3. Kitap Fuarının son gününde Karaman Belediyesi, Karamanoğlu Mehmetbey Üniversitesi (KMÜ) ve Genç Eğitimciler Öğrenci Topluluğu tarafından ‘Türkçenin Geleceği’ konulu panel düzenlendi.

742. Karaman Türk Dil Bayramı ve Yunus Emre'yi Anma Etkinlikleri kapsamında düzenlenen panelde Hacettepe Üniversitesi Öğretim Üyesi Prof. Dr. Nurettin Demir, Muğla Sıtkı Koçman Üniversitesi Öğretim Üyesi Prof. Dr.
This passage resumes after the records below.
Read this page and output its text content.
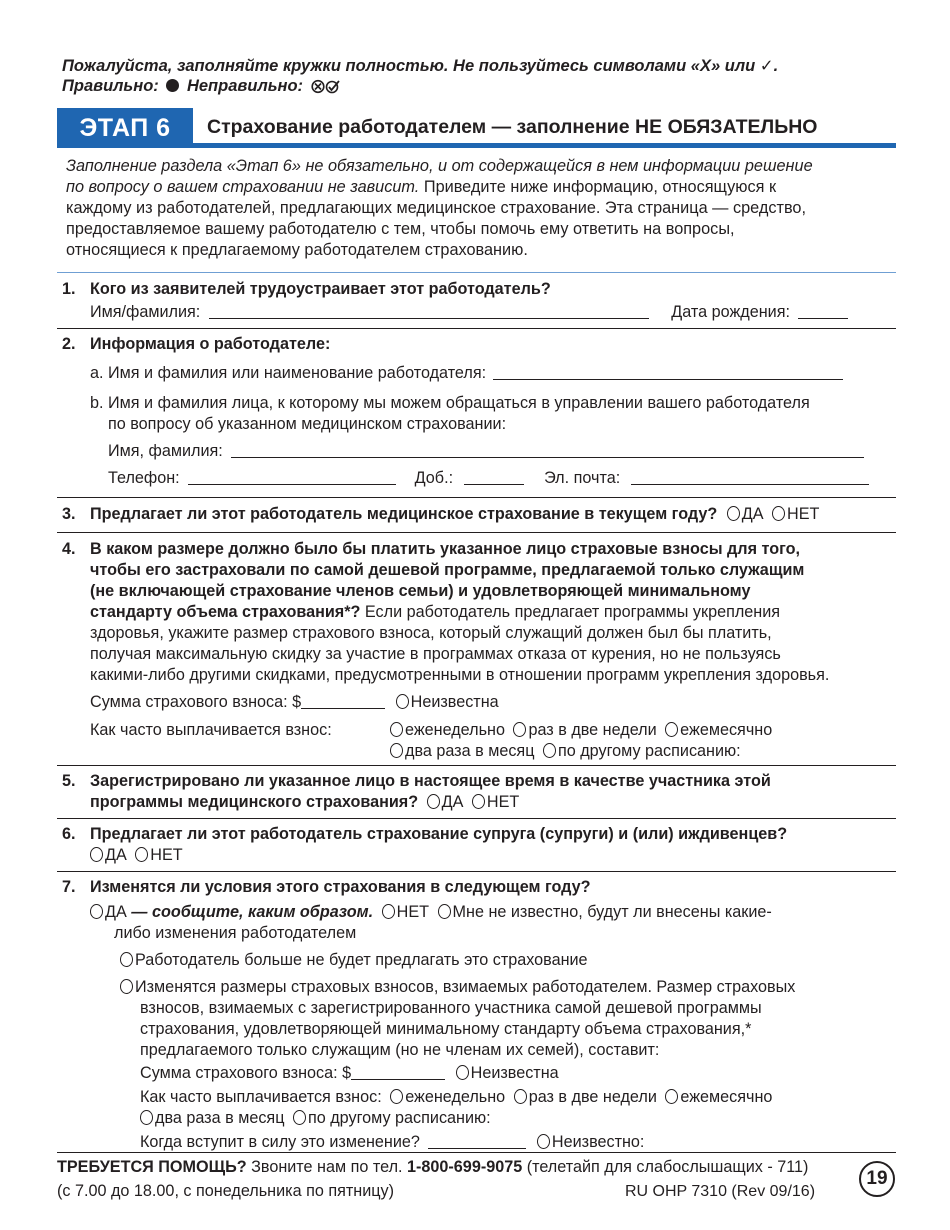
Пожалуйста, заполняйте кружки полностью. Не пользуйтесь символами «Х» или ✓.
Правильно: Неправильно:
ЭТАП 6	Страхование работодателем — заполнение НЕ ОБЯЗАТЕЛЬНО
Заполнение раздела «Этап 6» не обязательно, и от содержащейся в нем информации решение
по вопросу о вашем страховании не зависит. Приведите ниже информацию, относящуюся к
каждому из работодателей, предлагающих медицинское страхование. Эта страница — средство,
предоставляемое вашему работодателю с тем, чтобы помочь ему ответить на вопросы,
относящиеся к предлагаемому работодателем страхованию.
1. Кого из заявителей трудоустраивает этот работодатель?
Имя/фамилия:	Дата рождения:
2. Информация о работодателе:
a. Имя и фамилия или наименование работодателя:
b. Имя и фамилия лица, к которому мы можем обращаться в управлении вашего работодателя
по вопросу об указанном медицинском страховании:
Имя, фамилия:
Телефон:	Доб.:	Эл. почта:
3. Предлагает ли этот работодатель медицинское страхование в текущем году? ДА НЕТ
4. В каком размере должно было бы платить указанное лицо страховые взносы для того,
чтобы его застраховали по самой дешевой программе, предлагаемой только служащим
(не включающей страхование членов семьи) и удовлетворяющей минимальному
стандарту объема страхования*? Если работодатель предлагает программы укрепления
здоровья, укажите размер страхового взноса, который служащий должен был бы платить,
получая максимальную скидку за участие в программах отказа от курения, но не пользуясь
какими-либо другими скидками, предусмотренными в отношении программ укрепления здоровья.
Сумма страхового взноса: $	Неизвестна
Как часто выплачивается взнос:	еженедельно раз в две недели ежемесячно
два раза в месяц по другому расписанию:
5. Зарегистрировано ли указанное лицо в настоящее время в качестве участника этой
программы медицинского страхования? ДА НЕТ
6. Предлагает ли этот работодатель страхование супруга (супруги) и (или) иждивенцев?
ДА НЕТ
7. Изменятся ли условия этого страхования в следующем году?
ДА — сообщите, каким образом. НЕТ Мне не известно, будут ли внесены какие-
либо изменения работодателем
Работодатель больше не будет предлагать это страхование
Изменятся размеры страховых взносов, взимаемых работодателем. Размер страховых
взносов, взимаемых с зарегистрированного участника самой дешевой программы
страхования, удовлетворяющей минимальному стандарту объема страхования,*
предлагаемого только служащим (но не членам их семей), составит:
Сумма страхового взноса: $	Неизвестна
Как часто выплачивается взнос: еженедельно раз в две недели ежемесячно
два раза в месяц по другому расписанию:
Когда вступит в силу это изменение?	Неизвестно:
ТРЕБУЕТСЯ ПОМОЩЬ? Звоните нам по тел. 1-800-699-9075 (телетайп для слабослышащих - 711)
(с 7.00 до 18.00, с понедельника по пятницу)	RU OHP 7310 (Rev 09/16)
19
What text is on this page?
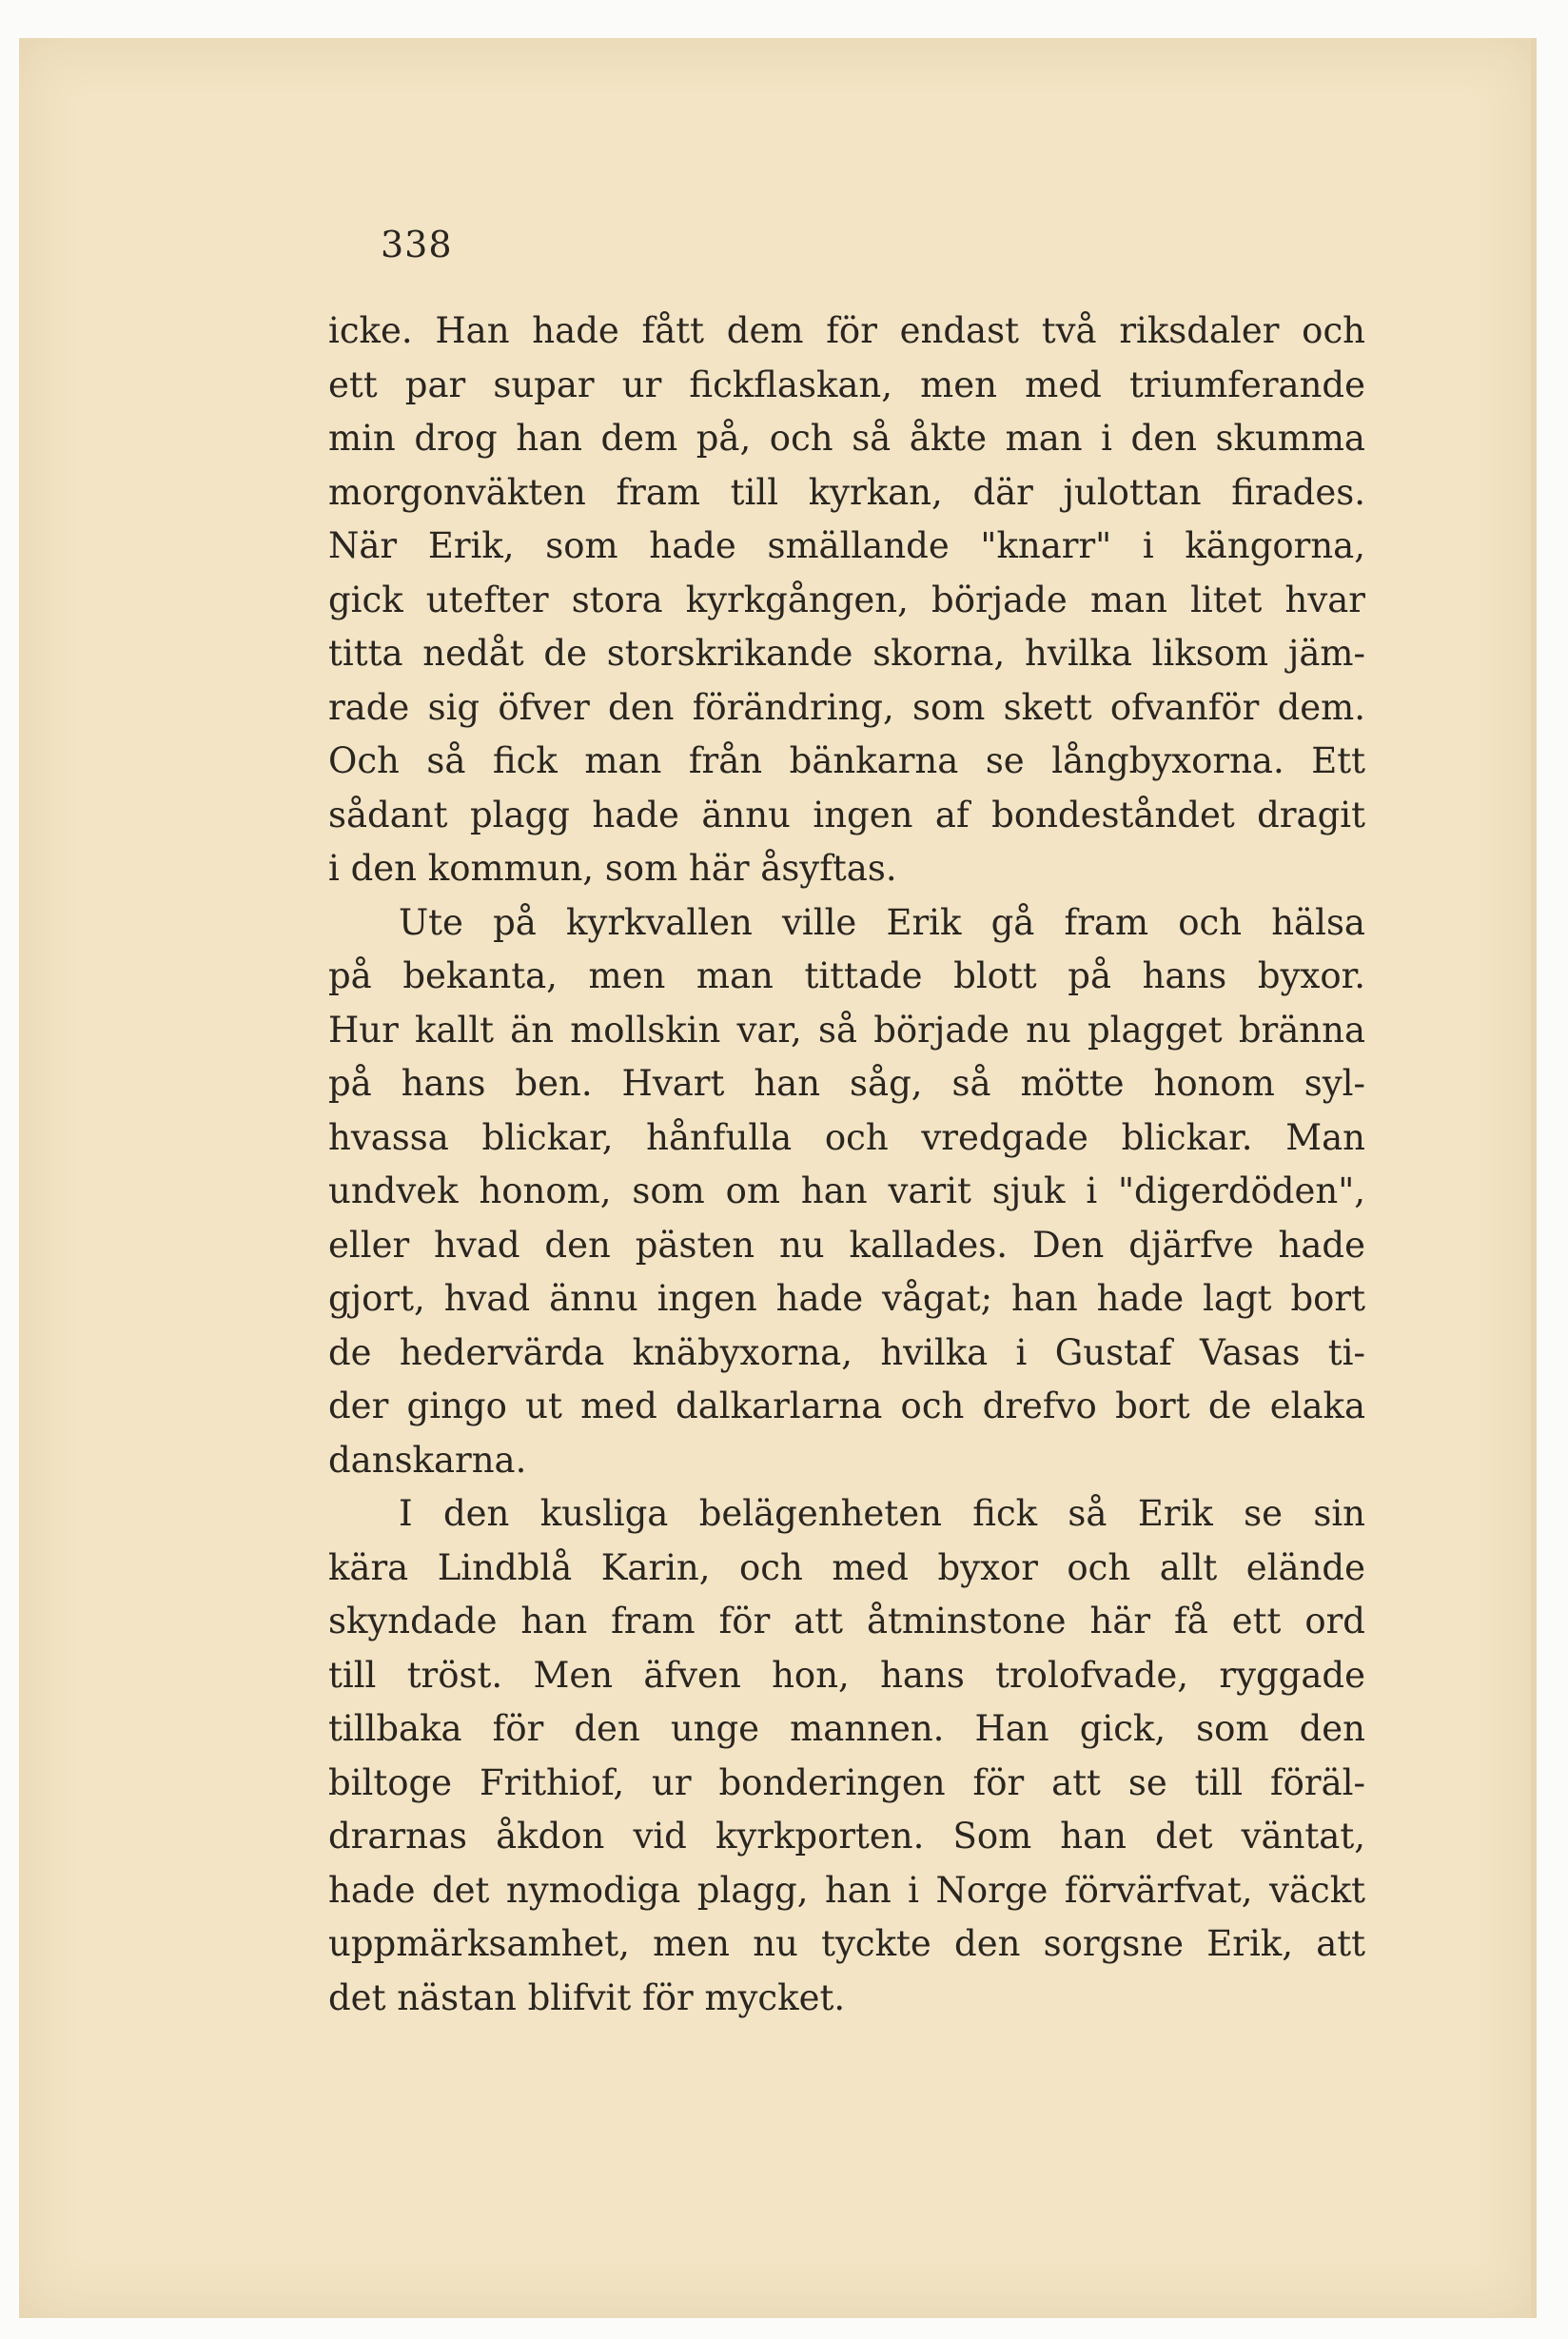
338
icke. Han hade fått dem för endast två riksdaler och
ett par supar ur fickflaskan, men med triumferande
min drog han dem på, och så åkte man i den skumma
morgonväkten fram till kyrkan, där julottan firades.
När Erik, som hade smällande "knarr" i kängorna,
gick utefter stora kyrkgången, började man litet hvar
titta nedåt de storskrikande skorna, hvilka liksom jäm-
rade sig öfver den förändring, som skett ofvanför dem.
Och så fick man från bänkarna se långbyxorna. Ett
sådant plagg hade ännu ingen af bondeståndet dragit
i den kommun, som här åsyftas.
Ute på kyrkvallen ville Erik gå fram och hälsa
på bekanta, men man tittade blott på hans byxor.
Hur kallt än mollskin var, så började nu plagget bränna
på hans ben. Hvart han såg, så mötte honom syl-
hvassa blickar, hånfulla och vredgade blickar. Man
undvek honom, som om han varit sjuk i "digerdöden",
eller hvad den pästen nu kallades. Den djärfve hade
gjort, hvad ännu ingen hade vågat; han hade lagt bort
de hedervärda knäbyxorna, hvilka i Gustaf Vasas ti-
der gingo ut med dalkarlarna och drefvo bort de elaka
danskarna.
I den kusliga belägenheten fick så Erik se sin
kära Lindblå Karin, och med byxor och allt elände
skyndade han fram för att åtminstone här få ett ord
till tröst. Men äfven hon, hans trolofvade, ryggade
tillbaka för den unge mannen. Han gick, som den
biltoge Frithiof, ur bonderingen för att se till föräl-
drarnas åkdon vid kyrkporten. Som han det väntat,
hade det nymodiga plagg, han i Norge förvärfvat, väckt
uppmärksamhet, men nu tyckte den sorgsne Erik, att
det nästan blifvit för mycket.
Ali Akar ile KMÜ Sosyal Bilimler Enstitüsü Müdürü ve Türk Dili Bölümü Başkanı Öğretim Üyesi Doç. Dr. İdris Nebi Uysal konuşmacı olarak yer aldı.

Panele KMÜ Rektörü Prof. Dr. Mehmet Akgül, Belediye Başkan Yardımcısı Eyüp Hüsamettin Aslan, dekan ve müdürler, davetliler, üniversite personeli ve çok sayıda öğrenci katıldı. Panel saygı duruşunda bulunulması ve İstiklal Marşı’nın okunmasının ardından panelistlerin sahnede yerini alması ile başladı.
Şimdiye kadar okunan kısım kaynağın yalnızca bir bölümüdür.